Medicare and Medicaid pay just under $10 billion per year to hospitals in the form of General Medical Education funds to train residents. But as the Council on Graduate Medical Education observed in a letter to the Secretary of Health and Human Services in May, 2009, hospitals are not held accountable for how they spend the money. Their concern is with their own labor needs, not with training the next generation of physicians to manage chronic disease. It is time to monitor and regulate the way the federal government’s money is spent and require proficiency in end-of-life discussions along with disease management and care coordination.
Some experts believe that telling patients about the trajectory of illness with different treatment options won’t suffice because patients engage in magical thinking: physicians can lay out the various possible scenarios but patients will gamble that they will be the lucky ones who have the best outcomes.
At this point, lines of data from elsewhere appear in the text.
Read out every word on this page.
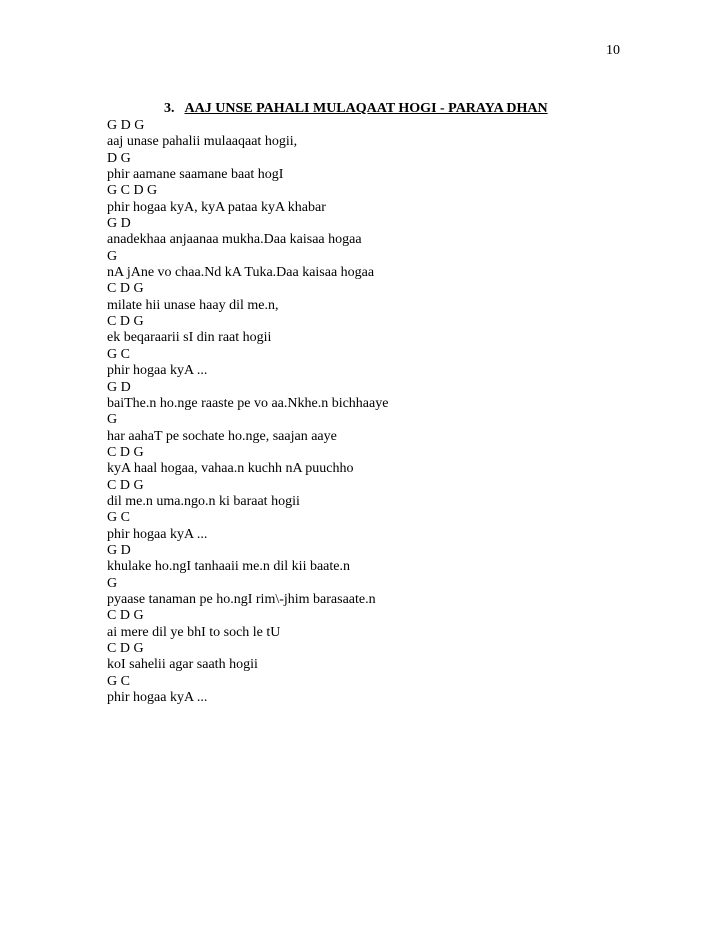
10
3. AAJ UNSE PAHALI MULAQAAT HOGI - PARAYA DHAN
G D G
aaj unase pahalii mulaaqaat hogii,
D G
phir aamane saamane baat hogI
G C D G
phir hogaa kyA, kyA pataa kyA khabar
G D
anadekhaa anjaanaa mukha.Daa kaisaa hogaa
G
nA jAne vo chaa.Nd kA Tuka.Daa kaisaa hogaa
C D G
milate hii unase haay dil me.n,
C D G
ek beqaraarii sI din raat hogii
G C
phir hogaa kyA ...
G D
baiThe.n ho.nge raaste pe vo aa.Nkhe.n bichhaaye
G
har aahaT pe sochate ho.nge, saajan aaye
C D G
kyA haal hogaa, vahaa.n kuchh nA puuchho
C D G
dil me.n uma.ngo.n ki baraat hogii
G C
phir hogaa kyA ...
G D
khulake ho.ngI tanhaaii me.n dil kii baate.n
G
pyaase tanaman pe ho.ngI rim\-jhim barasaate.n
C D G
ai mere dil ye bhI to soch le tU
C D G
koI sahelii agar saath hogii
G C
phir hogaa kyA ...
My experience suggests that most patients do respond to realistic discussions about their future, but the way to deal with the minority of patients who might want to try a treatment that has a vanishingly small chance of working is simply not to offer such interventions.
Decisions to take certain kinds of treatment in certain situations off the table should be made at the policy level. This will require holding National Institute of Health consensus conferences to determine a new standard of care for patients with a variety of chronic conditions such as dementia or heart failure in the last phase of life. The Centers for Medicare and Medicaid Services (CMS) will then need to give teeth to the practice guidelines that emerge from such conferences by agreeing to reimburse only for treatment that is consistent with those guidelines.
Perhaps the greatest challenge is that policy makers, who will need to endorse the kinds of changes I am suggesting, share the same expectations of ever increasing longevity as other Americans. A good starting point is therefore to limit treatments that are burdensome, unlikely to be effective, and expensive.
The next step will be to dispassionately analyze interventions that offer only a slight chance of benefit and that are expensive but that are not burdensome to patients. Some devices such as pacemakers have become increasingly acceptable as they have become smaller and implanting them has become safer and less invasive. Likewise, some cancers have become chronic illnesses because of the development of relatively non-toxic, targeted therapy. Patients naturally want potentially life-extending treatment if it comes in the form of a pill, without the nausea, vomiting, hair loss, and bone marrow depression associated with conventional chemotherapy.
Ultimately, policy-makers will have to take into consideration cost-effectiveness in deciding whether CMS will cover such treatments. Far less politically charged are the steps that should be taken immediately: regulating spending on graduate medical education and limiting reimbursement for treatment that comes at a high price to both patients and society without conferring any appreciable benefit.
A modified version of this piece appeared on the Health Care Cost Monitor, a blog of the Hastings Center.